Kartini pun dipingit oleh sang ayah Raden Mas Adipati Ario Sosroningrat. Di mana ketika seorang perempuan mendapatkan menstruasi, ia harus dikurung di kamarnya hingga ada pria yang datang melamarnya.
Meski menjalani pingitan, Kartini tetap memiliki tekat bulat dan tetap belajar secara otodidak. Salah satu caranya dengan berkirim surat dengan teman-temannya di luar negeri untuk saling bertukar informasi dan ilmu pengetahuan yang sedang berkembang di Eropa.
Kartini juga rutin membaca buku-buku, koran, dan majalah Eropa, Kartini tertarik pada kemajuan berpikir perempuan Eropa, dan sejak saat itulah timbul keinginannya untuk memajukan perempuan pribumi.
Kartini adalah seorang kutu buku, penulis dan istri yang setia.
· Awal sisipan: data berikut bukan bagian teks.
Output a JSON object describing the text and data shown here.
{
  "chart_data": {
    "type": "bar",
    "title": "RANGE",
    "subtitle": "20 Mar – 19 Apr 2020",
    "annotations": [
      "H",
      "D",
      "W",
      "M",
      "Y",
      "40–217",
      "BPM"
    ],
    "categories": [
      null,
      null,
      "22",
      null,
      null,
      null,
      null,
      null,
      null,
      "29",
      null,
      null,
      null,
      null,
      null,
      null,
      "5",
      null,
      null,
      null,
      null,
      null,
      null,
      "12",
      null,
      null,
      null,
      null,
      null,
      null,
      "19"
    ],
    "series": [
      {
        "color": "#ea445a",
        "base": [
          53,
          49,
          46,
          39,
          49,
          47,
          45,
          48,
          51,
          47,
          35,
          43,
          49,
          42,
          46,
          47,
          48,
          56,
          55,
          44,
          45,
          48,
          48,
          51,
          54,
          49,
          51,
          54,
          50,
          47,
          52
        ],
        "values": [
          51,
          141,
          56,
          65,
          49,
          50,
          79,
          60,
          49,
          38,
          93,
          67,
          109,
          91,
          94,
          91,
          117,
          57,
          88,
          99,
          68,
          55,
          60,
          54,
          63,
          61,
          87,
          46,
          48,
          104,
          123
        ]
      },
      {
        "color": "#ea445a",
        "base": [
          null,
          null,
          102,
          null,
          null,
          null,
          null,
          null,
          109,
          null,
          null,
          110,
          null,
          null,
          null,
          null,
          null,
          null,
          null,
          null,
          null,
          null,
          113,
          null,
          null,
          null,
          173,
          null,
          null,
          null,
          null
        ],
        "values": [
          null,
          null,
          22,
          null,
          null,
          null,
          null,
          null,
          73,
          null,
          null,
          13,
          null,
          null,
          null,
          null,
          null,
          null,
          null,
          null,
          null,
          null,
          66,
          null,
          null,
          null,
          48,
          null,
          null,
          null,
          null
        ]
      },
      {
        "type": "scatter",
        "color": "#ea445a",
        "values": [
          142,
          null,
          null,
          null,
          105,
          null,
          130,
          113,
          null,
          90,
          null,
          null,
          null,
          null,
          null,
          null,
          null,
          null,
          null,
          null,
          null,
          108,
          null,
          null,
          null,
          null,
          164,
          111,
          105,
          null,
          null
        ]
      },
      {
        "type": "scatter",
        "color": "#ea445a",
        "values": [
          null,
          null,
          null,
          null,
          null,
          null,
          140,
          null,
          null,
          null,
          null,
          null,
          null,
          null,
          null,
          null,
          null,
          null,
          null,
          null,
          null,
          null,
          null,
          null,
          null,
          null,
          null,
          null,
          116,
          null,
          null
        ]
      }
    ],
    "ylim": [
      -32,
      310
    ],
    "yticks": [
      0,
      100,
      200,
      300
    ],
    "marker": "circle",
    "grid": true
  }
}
Dia peduli terhadap nasib miris terhadap kaumnya. Berkat kegigihannya memperjuangkan emansipasi wanita, keluarga Van Deventer yang seorang politik etis pun tertarik untuk dengan mendirikan Yayasan Kartini yang selanjutnya mendirikan sekolah wanita pada tahun 1912 di Semarang dan kemudian diteruskan ke Surabaya, Yogyakarta, Malang, Madiun, Cirebon dan daerah lainnya
Berkat perjuangannya tersebut, akhirnya pada 2 Mei 1964, pemerintah menetapkan Kartini sebagai Pahlawan Kemerdekaan. Dan setiap 21 April tiap tahunnya diperingati sebagai Hari Kartini.